Some believe that you have to have social trust in order to build the social glue through voluntary associations and networks to make it possible for business and governmental institutions to function properly.

Some believe that only through free markets can local economies flourish, allowing governments to have the resources to address public concerns and allowing people to form voluntary associations. They see governments as standing in the way of business through regulation and undermining it through pay-to-play, nepotism, and other ethical misconduct.

Some believe that you cannot have social trust without a trustworthy government managing the community. Eliminating ethical misconduct in government raises the trust of a community, and allows for trust within and among voluntary associations, and in business.

Cowan, and the good government community in general, embraces the third view of the relationship between social and public trust and business. It is hard to have social trust when certain groups are using government to profit themselves and their friends and families. And legitimate businesses stay away from such a community.

The problem with seeing business as the answer is that businesses are often central to a poor ethics environment, profiting from special relationships with those in government and intentionally keeping other businesses out, even though that would help the community as a whole.

Taking Procurement Out of a Council's Hands
Also worth a look is a May 2012 report from the Bureau of Governmental Research entitled "Private Services in the Public Interest: Reforming Jefferson Parish's Unusual Approach to Service Contracting." Jefferson Parish's approach, which is unfortunately not all that unusual, consists of allowing council members to hand out many professional service contracts, without a bid.

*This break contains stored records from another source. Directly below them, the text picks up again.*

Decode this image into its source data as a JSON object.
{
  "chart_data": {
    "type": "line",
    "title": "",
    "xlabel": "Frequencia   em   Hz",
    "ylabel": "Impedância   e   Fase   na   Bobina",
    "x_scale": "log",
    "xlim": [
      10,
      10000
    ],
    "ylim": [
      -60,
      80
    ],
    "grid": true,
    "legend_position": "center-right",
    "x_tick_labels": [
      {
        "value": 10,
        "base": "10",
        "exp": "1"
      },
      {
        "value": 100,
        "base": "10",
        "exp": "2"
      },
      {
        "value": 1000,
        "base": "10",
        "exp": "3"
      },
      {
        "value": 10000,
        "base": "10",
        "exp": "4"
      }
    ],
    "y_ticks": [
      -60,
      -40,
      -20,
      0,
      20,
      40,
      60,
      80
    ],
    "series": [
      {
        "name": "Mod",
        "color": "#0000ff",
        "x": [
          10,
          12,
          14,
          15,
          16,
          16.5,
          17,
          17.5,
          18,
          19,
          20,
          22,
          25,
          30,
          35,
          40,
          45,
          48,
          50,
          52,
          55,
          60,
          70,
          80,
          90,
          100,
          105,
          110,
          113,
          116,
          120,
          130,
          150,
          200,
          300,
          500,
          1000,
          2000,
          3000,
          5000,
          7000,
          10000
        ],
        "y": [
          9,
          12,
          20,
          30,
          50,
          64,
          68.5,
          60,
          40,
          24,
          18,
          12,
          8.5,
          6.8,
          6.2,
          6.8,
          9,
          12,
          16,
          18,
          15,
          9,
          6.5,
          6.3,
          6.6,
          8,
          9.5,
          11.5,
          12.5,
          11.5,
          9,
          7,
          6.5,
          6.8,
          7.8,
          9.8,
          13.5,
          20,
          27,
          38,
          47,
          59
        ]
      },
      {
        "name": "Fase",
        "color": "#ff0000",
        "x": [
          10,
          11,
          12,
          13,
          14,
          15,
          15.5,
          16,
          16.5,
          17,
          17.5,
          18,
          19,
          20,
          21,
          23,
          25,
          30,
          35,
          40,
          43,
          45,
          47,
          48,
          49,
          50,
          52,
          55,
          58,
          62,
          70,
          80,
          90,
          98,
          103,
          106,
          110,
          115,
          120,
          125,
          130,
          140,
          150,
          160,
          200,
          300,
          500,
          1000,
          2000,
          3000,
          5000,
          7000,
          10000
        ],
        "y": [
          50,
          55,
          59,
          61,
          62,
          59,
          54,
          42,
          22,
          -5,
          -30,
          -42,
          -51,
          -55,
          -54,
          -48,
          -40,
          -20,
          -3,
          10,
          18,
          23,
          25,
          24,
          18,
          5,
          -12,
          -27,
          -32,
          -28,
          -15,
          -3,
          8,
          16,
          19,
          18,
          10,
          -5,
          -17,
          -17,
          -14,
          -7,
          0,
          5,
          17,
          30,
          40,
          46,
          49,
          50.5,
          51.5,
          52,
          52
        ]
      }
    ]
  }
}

Contracts relating to a district are under the control of that district's council member.

Why would council members want to have this power, besides the fact that everyone likes power and control? The report makes the advantage to council members clear:
    A system that gives elected officials or their appointees broad discretion suffers from a fundamental conflict of interest: Officials with extraordinary power to select service providers are elected in campaigns financed in varying (but almost always significant) degrees by the very people who later seek, and often receive, such contracts.

    While elected officials always insist that there is no nexus between campaign contributions and contracts, many of the firms that compete for professional service contracts are generous contributors to council members’ campaigns. According to BGR’s review of campaign finance reports filed with the Louisiana Board of Ethics, the current council members received roughly $580,000 in campaign contributions in 2011 from parish service contractors and their principals. This amount accounted for 43% of the contributions the councilmembers received last year.
There are evaluation committees, but council members do not need to follow their recommendations. The result is often very expensive to taxpayers. For example, a council member selected an evaluation committee's fourth choice for a big performing arts center project, and the the project ended up "years behind schedule and $18 million (68%) over budget."

The report goes on to recommend some good reforms.

A Community Listening Initiative
Finally, the Times-Picayune ran an article this week announcing a program by the city's Ethics Review Board called a "community listening initiative," a series of "listening sessions" throughout the city to hear residents' views and perceptions of ethics in city government. The board wants to meet with neighborhood associations and community organizations to explain its role in administering the city's ethics code and "promoting the public's confidence" in city government.

Unfortunately, the board appears to be taking a passive approach, asking organizations to contact it. And the article sends interested people to the board's website, which had no mention of the program five days after the article appeared. The website needs a great deal of work (for recommendations on improving ethics commission websites, see the section of my book on the topic).